Under standard tex--dvips (as for example on Unix, Windows xx or Oztex), the production cycle is:
1. edit the tex source file containing calls to pstricks macros;
2. tex the file, correcting errors until a dvi file is generated;
3. run dvips over the dvi file to generate a ps file;
4. view the result with ghostview or some other Postscript rendering engine;
5. repeat the above until all is as it should be, then print the ps file.

With Textures, there is no dvips, and the production cycle is as follows, assuming you are using a Postscript printer with Laserwriter 8 or Adobe PSPrinter.

1. edit the tex source file containing calls to pstricks macros;
2. typeset the file, correcting errors as necessary;
3. select the Textures Typeset window, and call File/Print. If paper and printing costs are not a concern, print to the printer, else in the print dialog that follows, select "print to file", with option "include all but standard 13 postscript fonts" to generate a ps file;
4. view the resulting ps file with ghostview or some other Postscript rendering engine;
5. repeat until all is as it should be, then print the Typeset window to a Postscript printer.

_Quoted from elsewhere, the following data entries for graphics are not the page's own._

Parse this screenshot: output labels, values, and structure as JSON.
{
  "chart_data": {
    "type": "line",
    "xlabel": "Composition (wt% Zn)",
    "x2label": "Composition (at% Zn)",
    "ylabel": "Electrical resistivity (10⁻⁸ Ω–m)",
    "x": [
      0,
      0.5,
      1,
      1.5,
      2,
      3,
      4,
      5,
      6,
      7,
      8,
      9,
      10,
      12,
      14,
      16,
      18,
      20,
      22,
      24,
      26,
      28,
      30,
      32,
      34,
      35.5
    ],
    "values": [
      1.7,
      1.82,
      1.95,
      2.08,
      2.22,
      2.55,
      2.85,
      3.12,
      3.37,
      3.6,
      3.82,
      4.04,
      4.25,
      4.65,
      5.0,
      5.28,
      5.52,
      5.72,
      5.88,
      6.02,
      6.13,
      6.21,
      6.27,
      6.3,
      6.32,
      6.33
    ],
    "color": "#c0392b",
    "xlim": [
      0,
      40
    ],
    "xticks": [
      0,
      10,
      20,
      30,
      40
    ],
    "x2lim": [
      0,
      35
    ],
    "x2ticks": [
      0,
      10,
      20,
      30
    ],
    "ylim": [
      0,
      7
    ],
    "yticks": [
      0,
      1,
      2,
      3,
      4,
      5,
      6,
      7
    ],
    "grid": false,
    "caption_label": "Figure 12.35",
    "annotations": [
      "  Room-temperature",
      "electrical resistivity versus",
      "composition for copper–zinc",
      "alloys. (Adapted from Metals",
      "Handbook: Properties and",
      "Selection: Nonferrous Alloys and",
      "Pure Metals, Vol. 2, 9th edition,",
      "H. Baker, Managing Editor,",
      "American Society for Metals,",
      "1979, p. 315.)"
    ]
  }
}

• The `pst-text.tex` macros don't correctly generate text along a path using the above methods.
• The color macros don't work under Latex, though they are OK with Plain TeX. There seems to be a problem with the textures.def file distributed as Latex R9P0. A fix is supposedly in the works. [Note added 7/5/00: I just received from technical support at Blue Sky Research an updated version of `textures.def` that seems to fix the Latex problems with color rendition. It's preamble states that it is intended for Textures 2.0 and higher. They also supplied a new `pstricks.con` which improves `pstricks` stability and incorporates the patch to `pstricks.pro` mentioned above. The fixes for both these files are due to Ross Moore. They also supplied an update for `htexture.def` which fixes a number of problems using the `hyperref` package with Textures.]
• In Textures 1.8.1, the Postscript file generated by Textures `\special{postscript ...}` truncates Postscript inclusions of more than about 410 characters with the characters "\ETC." effectively demolishing use of PSTricks in this version of Textures. According to Floyd at BlueSky, this bug in Textures' handling of `\special{postscript ...}` slipped into version 1.8.1 and is fixed in versions 1.8.2 and higher. (This is also partly due to an ungraceful piece of the TeX code, which in the absence of sufficient string space, truncates the strings without warning and inserts \ETC.)